After relocating to the University of Chicago, my group gained ready access to several X-ray irradiators in the Department of Radiation and Cellular Oncology and started testing a number of nMOFs and other materials as radioenhancers. We discovered Hf-porphyrin nMOFs’ superior performance in enhancing X-ray irradiation over other nanomaterials, including HfO2, and through a series of careful studies uncovered the nMOF-enabled radiotherapy-radiodynamic therapy (RT-RDT) process, which we patented in 2014.
After absorbing X-ray photons, the Hf clusters can enhance RT via the production of ˑOH radicals and enable RDT by exciting the porphyrins to generate 1O2 (Fig. 1). This nMOF-enabled process eradicates several different types of cancer cells with the use of extremely low doses of X-rays both in vitro and in vivo. Interestingly, we found that RT-RDT can trigger an immune response, allowing for strong synergy with immune checkpoint inhibitors (Fig. 2). By loading a small-molecule IDO inhibitor (IDOi) into the pores/channels of the nMOFs, an unprecedented 100% abscopal response (rejecting/regressing both treated, irradiated tumours and untreated, non-irradiated tumours) was observed in syngeneic mouse models of breast and colorectal cancers.
Realizing the potential of RT-RDT technology, I founded RiMO Therapeutics in 2015 in order to translate nMOFs into the clinic for cancer treatment. With the help of friends and family, RiMO Therapeutics closed the SEED round of fundraising in September 2015. After screening a number of potential candidates, RiMO-301 was chosen to enter animal toxicology testing and large-scale production under cGMP and is now being investigated in a phase 1 clinical trial (NCT03444714).

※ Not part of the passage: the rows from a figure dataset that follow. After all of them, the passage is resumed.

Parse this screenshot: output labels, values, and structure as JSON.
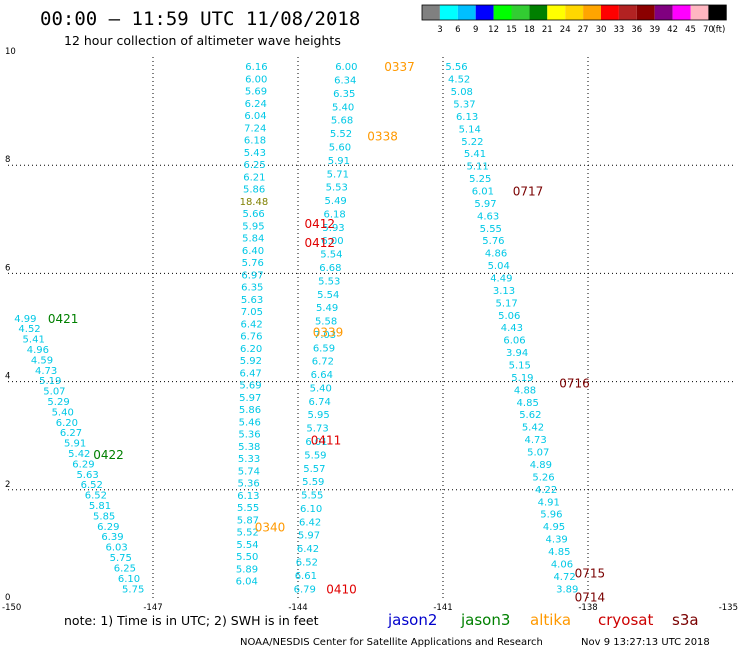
{
  "header": {
    "title": "00:00 – 11:59 UTC 11/08/2018",
    "subtitle": "12 hour collection of altimeter wave heights"
  },
  "colorbar": {
    "colors": [
      "#808080",
      "#00ffff",
      "#00bfff",
      "#0000ff",
      "#00ff00",
      "#32cd32",
      "#008000",
      "#ffff00",
      "#ffd700",
      "#ffa500",
      "#ff0000",
      "#b22222",
      "#8b0000",
      "#800080",
      "#ff00ff",
      "#ffb6c1",
      "#000000"
    ],
    "labels": [
      "3",
      "6",
      "9",
      "12",
      "15",
      "18",
      "21",
      "24",
      "27",
      "30",
      "33",
      "36",
      "39",
      "42",
      "45",
      "70"
    ],
    "unit": "(ft)"
  },
  "note": "note: 1) Time is in UTC; 2) SWH is in feet",
  "satellites": [
    {
      "name": "jason2",
      "color": "#0000cc"
    },
    {
      "name": "jason3",
      "color": "#008000"
    },
    {
      "name": "altika",
      "color": "#ff9900"
    },
    {
      "name": "cryosat",
      "color": "#cc0000"
    },
    {
      "name": "s3a",
      "color": "#7a0000"
    }
  ],
  "footer": {
    "left": "NOAA/NESDIS Center for Satellite Applications and Research",
    "right": "Nov  9 13:27:13 UTC 2018"
  },
  "chart_data": {
    "type": "scatter",
    "xlim": [
      -150,
      -135
    ],
    "ylim": [
      0,
      10
    ],
    "xticks": [
      "-150",
      "-147",
      "-144",
      "-141",
      "-138",
      "-135"
    ],
    "yticks": [
      "10",
      "8",
      "6",
      "4",
      "2",
      "0"
    ],
    "grid": true,
    "colors": {
      "cyan": "#00c8e6",
      "yellow_green": "#808000",
      "jason3": "#008000",
      "altika": "#ff9900",
      "cryosat": "#e00000",
      "s3a": "#7a0000"
    },
    "tracks": [
      {
        "name": "Track 1",
        "color": "cyan",
        "x0": -149.64,
        "y0": 5.18,
        "x1": -147.41,
        "y1": 0.18,
        "values": [
          "4.99",
          "4.52",
          "5.41",
          "4.96",
          "4.59",
          "4.73",
          "5.19",
          "5.07",
          "5.29",
          "5.40",
          "6.20",
          "6.27",
          "5.91",
          "5.42",
          "6.29",
          "5.63",
          "6.52",
          "6.52",
          "5.81",
          "5.85",
          "6.29",
          "6.39",
          "6.03",
          "5.75",
          "6.25",
          "6.10",
          "5.75"
        ]
      },
      {
        "name": "Track 2",
        "color": "cyan",
        "x0": -144.86,
        "y0": 9.83,
        "x1": -145.06,
        "y1": 0.32,
        "values": [
          "6.16",
          "6.00",
          "5.69",
          "6.24",
          "6.04",
          "7.24",
          "6.18",
          "5.43",
          "6.25",
          "6.21",
          "5.86",
          "18.48",
          "5.66",
          "5.95",
          "5.84",
          "6.40",
          "5.76",
          "6.97",
          "6.35",
          "5.63",
          "7.05",
          "6.42",
          "6.76",
          "6.20",
          "5.92",
          "6.47",
          "5.69",
          "5.97",
          "5.86",
          "5.46",
          "5.36",
          "5.38",
          "5.33",
          "5.74",
          "5.36",
          "6.13",
          "5.55",
          "5.87",
          "5.52",
          "5.54",
          "5.50",
          "5.89",
          "6.04"
        ],
        "highlight": {
          "index": 11,
          "color": "yellow_green"
        }
      },
      {
        "name": "Track 3",
        "color": "cyan",
        "x0": -143.0,
        "y0": 9.83,
        "x1": -143.86,
        "y1": 0.18,
        "values": [
          "6.00",
          "6.34",
          "6.35",
          "5.40",
          "5.68",
          "5.52",
          "5.60",
          "5.91",
          "5.71",
          "5.53",
          "5.49",
          "6.18",
          "5.93",
          "6.00",
          "5.54",
          "6.68",
          "5.53",
          "5.54",
          "5.49",
          "5.58",
          "7.03",
          "6.59",
          "6.72",
          "6.64",
          "5.40",
          "6.74",
          "5.95",
          "5.73",
          "6.01",
          "5.59",
          "5.57",
          "5.59",
          "5.55",
          "6.10",
          "6.42",
          "5.97",
          "6.42",
          "6.52",
          "6.61",
          "6.79"
        ]
      },
      {
        "name": "Track 4",
        "color": "cyan",
        "x0": -140.72,
        "y0": 9.83,
        "x1": -138.43,
        "y1": 0.18,
        "values": [
          "5.56",
          "4.52",
          "5.08",
          "5.37",
          "6.13",
          "5.14",
          "5.22",
          "5.41",
          "5.11",
          "5.25",
          "6.01",
          "5.97",
          "4.63",
          "5.55",
          "5.76",
          "4.86",
          "5.04",
          "4.49",
          "3.13",
          "5.17",
          "5.06",
          "4.43",
          "6.06",
          "3.94",
          "5.15",
          "5.19",
          "4.88",
          "4.85",
          "5.62",
          "5.42",
          "4.73",
          "5.07",
          "4.89",
          "5.26",
          "4.22",
          "4.91",
          "5.96",
          "4.95",
          "4.39",
          "4.85",
          "4.06",
          "4.72",
          "3.89"
        ]
      }
    ],
    "pass_times": [
      {
        "label": "0337",
        "satellite": "altika",
        "x": -141.9,
        "y": 9.83
      },
      {
        "label": "0338",
        "satellite": "altika",
        "x": -142.25,
        "y": 8.55
      },
      {
        "label": "0339",
        "satellite": "altika",
        "x": -143.38,
        "y": 4.93
      },
      {
        "label": "0340",
        "satellite": "altika",
        "x": -144.58,
        "y": 1.32
      },
      {
        "label": "0412",
        "satellite": "cryosat",
        "x": -143.55,
        "y": 6.93
      },
      {
        "label": "0412",
        "satellite": "cryosat",
        "x": -143.55,
        "y": 6.58
      },
      {
        "label": "0411",
        "satellite": "cryosat",
        "x": -143.42,
        "y": 2.93
      },
      {
        "label": "0410",
        "satellite": "cryosat",
        "x": -143.1,
        "y": 0.18
      },
      {
        "label": "0421",
        "satellite": "jason3",
        "x": -148.86,
        "y": 5.18
      },
      {
        "label": "0422",
        "satellite": "jason3",
        "x": -147.92,
        "y": 2.66
      },
      {
        "label": "0717",
        "satellite": "s3a",
        "x": -139.24,
        "y": 7.53
      },
      {
        "label": "0716",
        "satellite": "s3a",
        "x": -138.28,
        "y": 3.98
      },
      {
        "label": "0715",
        "satellite": "s3a",
        "x": -137.96,
        "y": 0.47
      },
      {
        "label": "0714",
        "satellite": "s3a",
        "x": -137.96,
        "y": 0.03
      }
    ]
  }
}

While radiotherapy has been used for cancer treatment for approximately 122 years beginning only a few months after Roentgen’s discovery of X-rays, RT has only been moderately effective for many patients due to the serious side effects from radiation damage to normal tissues and development of resistance. If the anticancer efficacy of nMOF-enabled RT-RDT can be realized on human tumours, RiMO Therapeutics’ radioenhancer technology will revolutionize radiotherapy. By maximizing the therapeutic benefits (such as in situ vaccination) and minimizing the toxicities of RT, nMOF-enabled RT-RDT can not only eradicate local tumours but also increase durable response rates of checkpoint blockade immunotherapy in the clinic.
Our paper: Lu, K. et al. Low-dose X-ray radiotherapy–radiodynamic therapy via nanoscale metal–organic frameworks enhances checkpoint blockade immunotherapy. Nat. Biomed. Eng. doi:10.1038/s41551-018-0203-4.
1. Rieter, B. J., Taylor, K. M. L., An, H., Lin, W. & Lin, W. Nanoscale metal-organic frameworks as potential multimodal contrast enhancing agents. J. Am. Chem. Soc. 128, 9024-9025 (2006).
2. Della Rocca, J., Liu, D. & Lin, W. Nanoscale metal-organic frameworks for biomedical imaging and drug delivery. Acc. Chem. Res. 44, 957-968 (2011).
3. Wang, C. et al. Synergistic assembly of heavy metal clusters and luminescent organic bridging ligands in metal-organic frameworks for highly efficient X-ray scintillation. J. Am. Chem. Soc. 136, 6171-6174 (2014).